Wayfaring Stranger (Holland Family Saga 1)
Page 54
“You have to see this. There’s nothing quite like it.”
We climbed the ladder onto the floor of the rig. I could smell an odor similar to rotten eggs leaking off the wellhead. The tool pusher and driller and Hershel were coming out of the doghouse. An unshaved roughneck with a beer barrel’s girth was dancing by the wellhead, joyfully pumping his loins against the air, his tin hat cocked on his head.
I could feel a vibration through the soles of my shoes, then the pipes on the wellhead began to sweat in drops that were as big and bright and wet to the touch as a bucket full of silver coins lifted from a sunken galleon. Every connector pipe was as cold as an ice tray fresh out of a freezer. The driller dipped a board into a can of turpentine and lit it and touched the burning end to a flare line that immediately erupted in flames reaching a hundred feet into the sky.
The confined eruption of oil and natural gas and salt water and sand through the wellhead created a level of pressure and structural conflict not unlike an ocean channeled through the neck of a beer bottle. The molecular composition of the steel rigging seemed to stiffen against the sky. A hammer fell from somewhere in the rigging, clanging through the spars as loudly as a cathedral bell, but no one paid any attention, even when the hammer bounced off the roof of the doghouse.
“Wahoo!” Hershel said, jumping up and down on the deck. “Wahoo!” He began singing the lyrics from a song I’d heard beer-joint bands play for years: “ ‘Ten days on, five days off, I guess my blood is crude oil now. I reckon I’ll never lose them mean ole roughneckin’ blues.’ Lord God in heaven, we’re rich, Weldon!” Then he shouted again: “Wahoo!”
He wasn’t through. He stood on his hands and walked across the deck.
“Did you ever see a happier man?” Rosita said.
“Never,” I replied.
“The private detective killed in the hit-and-run?”
“Yes?”
“Don’t let his evil live beyond the grave,” she said.

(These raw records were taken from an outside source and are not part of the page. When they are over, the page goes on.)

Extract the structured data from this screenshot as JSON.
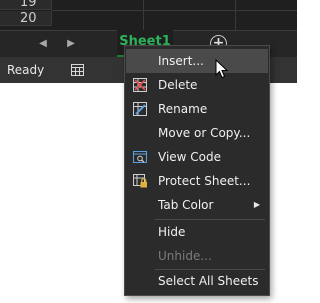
{
  "grid": {
    "rows": [
      "19",
      "20"
    ]
  },
  "sheet_tabs": {
    "prev_icon": "triangle-left",
    "next_icon": "triangle-right",
    "active_tab": "Sheet1",
    "add_icon": "plus-circle",
    "add_symbol": "+"
  },
  "status_bar": {
    "ready": "Ready",
    "mode_icon": "page-layout-icon"
  },
  "context_menu": {
    "items": [
      {
        "label": "Insert...",
        "icon": null,
        "highlighted": true,
        "enabled": true
      },
      {
        "label": "Delete",
        "icon": "delete-sheet-icon",
        "enabled": true
      },
      {
        "label": "Rename",
        "icon": "rename-sheet-icon",
        "enabled": true
      },
      {
        "label": "Move or Copy...",
        "icon": null,
        "enabled": true
      },
      {
        "label": "View Code",
        "icon": "view-code-icon",
        "enabled": true
      },
      {
        "label": "Protect Sheet...",
        "icon": "protect-sheet-icon",
        "enabled": true
      },
      {
        "label": "Tab Color",
        "icon": null,
        "enabled": true,
        "submenu_symbol": "▶"
      },
      {
        "label": "Hide",
        "icon": null,
        "enabled": true
      },
      {
        "label": "Unhide...",
        "icon": null,
        "enabled": false
      },
      {
        "label": "Select All Sheets",
        "icon": null,
        "enabled": true
      }
    ]
  },
  "colors": {
    "accent_green": "#2fb35a",
    "menu_bg": "#2b2b2b",
    "menu_highlight": "#4a4a4a",
    "disabled_text": "#7b7b7b"
  }
}
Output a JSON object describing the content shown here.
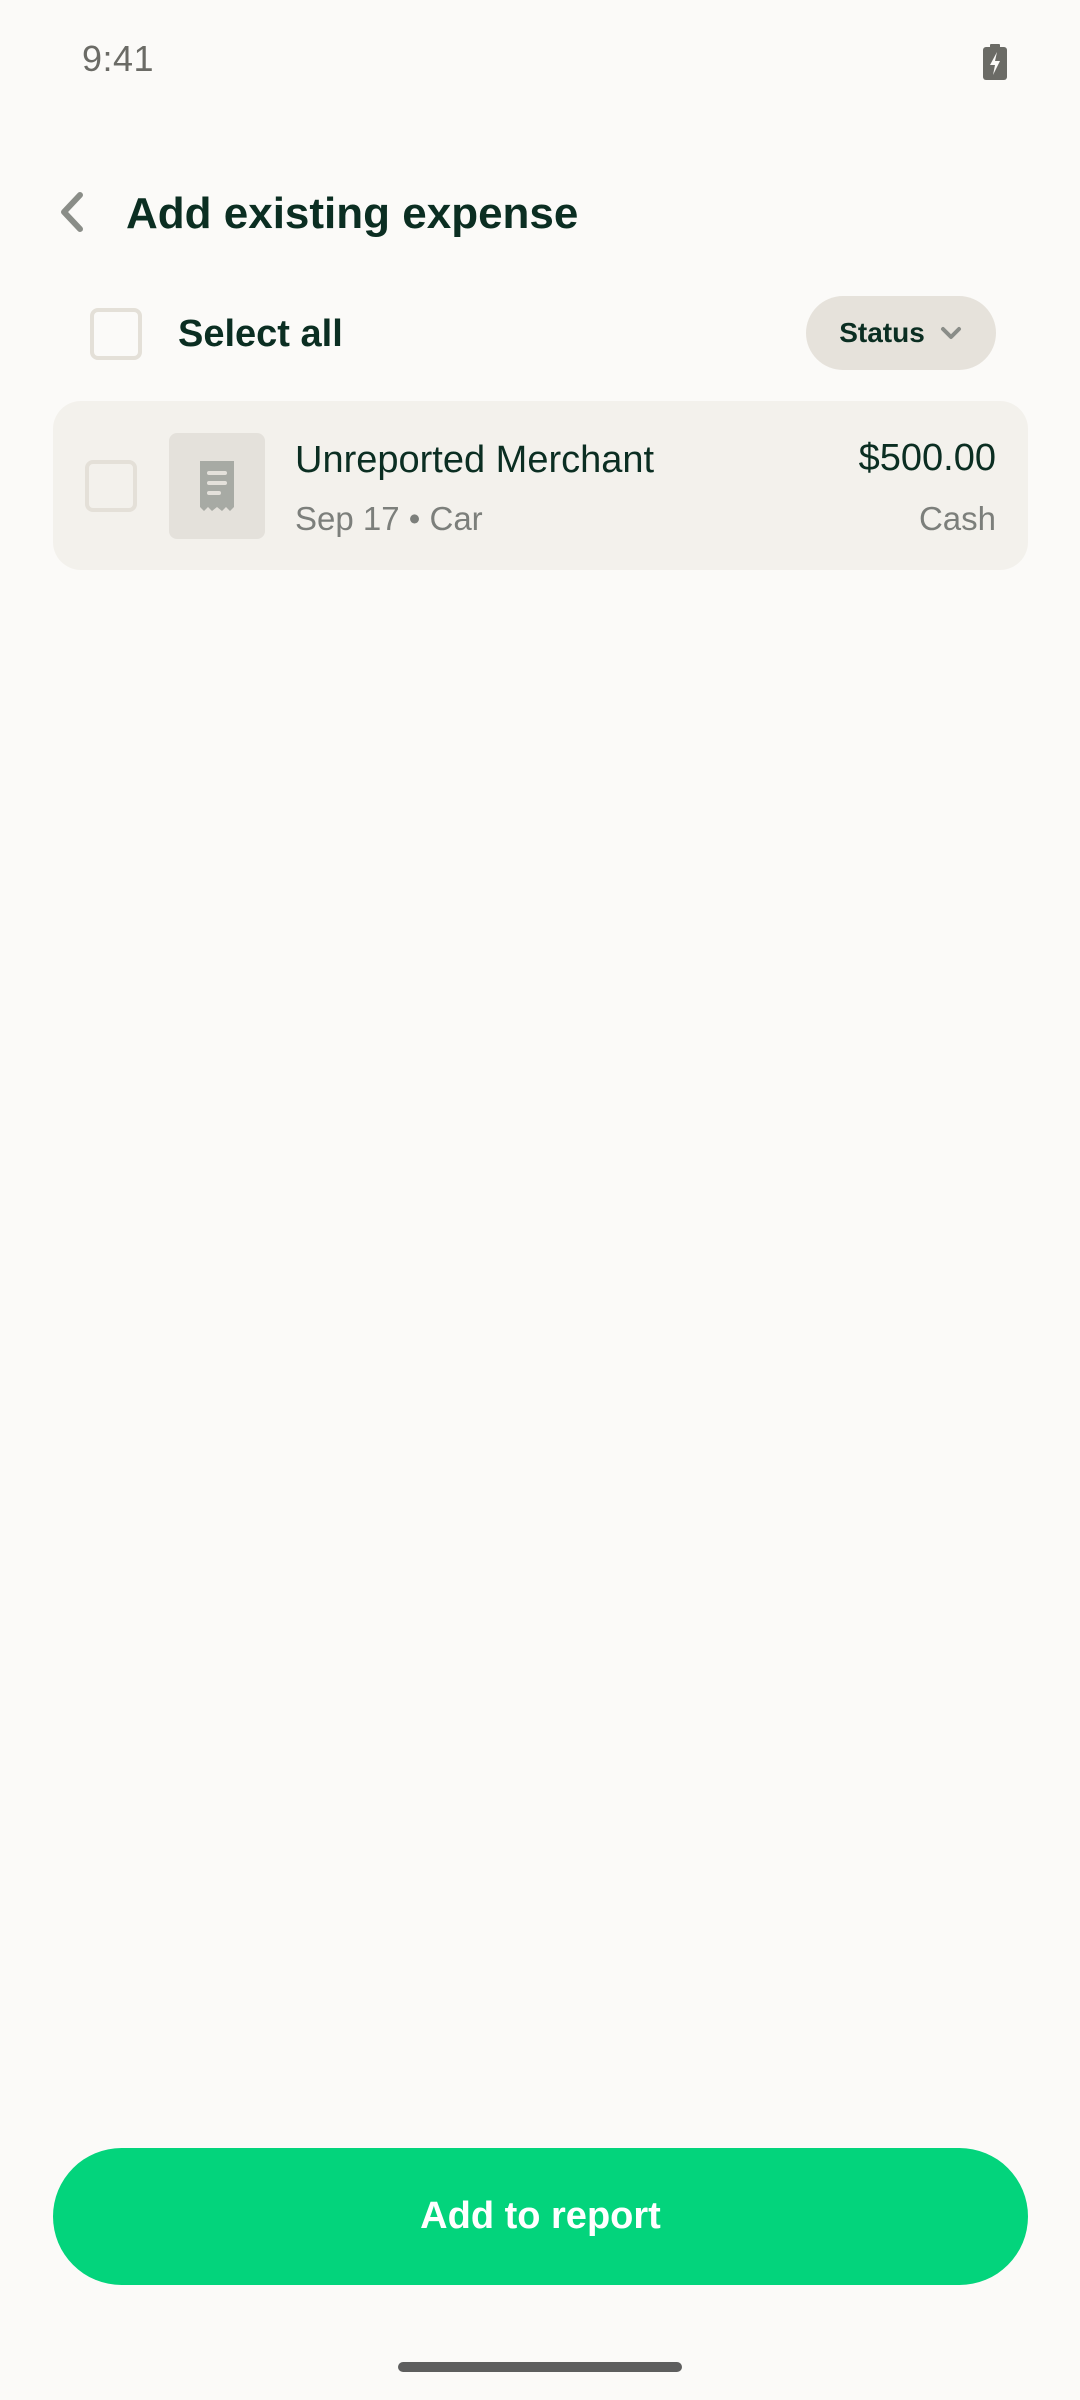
{
  "status_bar": {
    "time": "9:41",
    "battery_icon": "battery-charging-icon"
  },
  "header": {
    "back_icon": "chevron-left-icon",
    "title": "Add existing expense"
  },
  "toolbar": {
    "select_all_label": "Select all",
    "select_all_checked": false,
    "status_filter_label": "Status",
    "status_filter_icon": "chevron-down-icon"
  },
  "expenses": [
    {
      "checked": false,
      "receipt_icon": "receipt-icon",
      "merchant": "Unreported Merchant",
      "meta": "Sep 17 • Car",
      "amount": "$500.00",
      "payment_type": "Cash"
    }
  ],
  "footer": {
    "primary_button_label": "Add to report"
  },
  "colors": {
    "background": "#FBFAF8",
    "text_primary": "#0B2E22",
    "text_secondary": "#7C7F7B",
    "row_background": "#F3F1EC",
    "chip_background": "#E6E2DB",
    "checkbox_border": "#E4E0D8",
    "accent_green": "#03D47C"
  }
}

THE WEEKS FOLLOWING the completion of the rig were grand. We paid down our debt to Lloyd Fincher’s insurance company and started up another pipeline in Victoria, Texas, and one in Lottie, Louisiana. Linda Gail and Hershel painted their humble house in River Oaks, and she applied for admission in the River Oaks Country Club. Rosita and I went back to Grandfather’s ranch and planted a windbreak of poplar trees on the north side of the house, and bought my mother an automobile and hired a man to teach her how to drive. We celebrated Grandfather’s ninetieth birthday with a three-layer cake that had white icing and pink candles. Among his friends at the party were old men who had been drovers on the Goodnight-Loving and the Chisholm Trail, and twins who had gone up Kettle Hill with Fighting Joe Wheeler.
I did not know how to tell Grandfather or my mother about my father’s death. My mother was not stable and never would be. My father and Grandfather had never gotten along. My father was also a Holland, but a distant cousin, one who Grandfather claimed was a woods colt and not a legitimate member of the family. He had resented my father’s drinking and blamed it for my mother’s mental and emotional problems. For many years, Grandfather had been a master at transferring his guilt onto others. But I felt he had come to accept responsibility for his wayward life and for neglecting his children, and I didn’t want to open old wounds by telling him or my mother that my father had found work but hadn’t cared enough about his family to send money home or tell us where he was.
Or maybe I couldn’t face the fact that my father’s first love was alcohol and that everything else, even his son, was secondary.
I tried. Right after Grandfather’s birthday party, he and I were sitting on the porch in the sunset, our newly planted poplars green and stiffening in the breeze, the underbelly of the rain clouds as red as a forge. He was drinking his coffee from the saucer.
I told him what I had learned of my father’s fate from McFey. He didn’t speak for a long time. “It was him in the photographs? You’re sure?”
“Yes, sir.”
“How do you feel about it?”
“I’d like to get the people who caused the accident. I’d like to get the ones who covered it up.”
“That’s not what I meant. You feel he betrayed you?”
“I don’t know if ‘betrayed’ is the right word.”
“He couldn’t call y’all collect and tell you he was okay and coming home directly? That’s not betrayal?”
“Yes, sir, I wondered why he didn’t do those things.”
“Maybe he didn’t get the chance. There’d be no reason for him not to contact you. His grievance wasn’t against you and your mother. It was against me. What’s the name of the company he was working for?”
“I don’t know. The private detective was killed by a hit-and-run driver the day after I met him.”
“That’s pretty convenient for somebody, isn’t it?” he said.
“I’d say so.”
“You cain’t do what you’re thinking.”
“What am I thinking?”
“Same thing you did when you put a bullet in the back of Clyde Barrow’s stolen automobile.”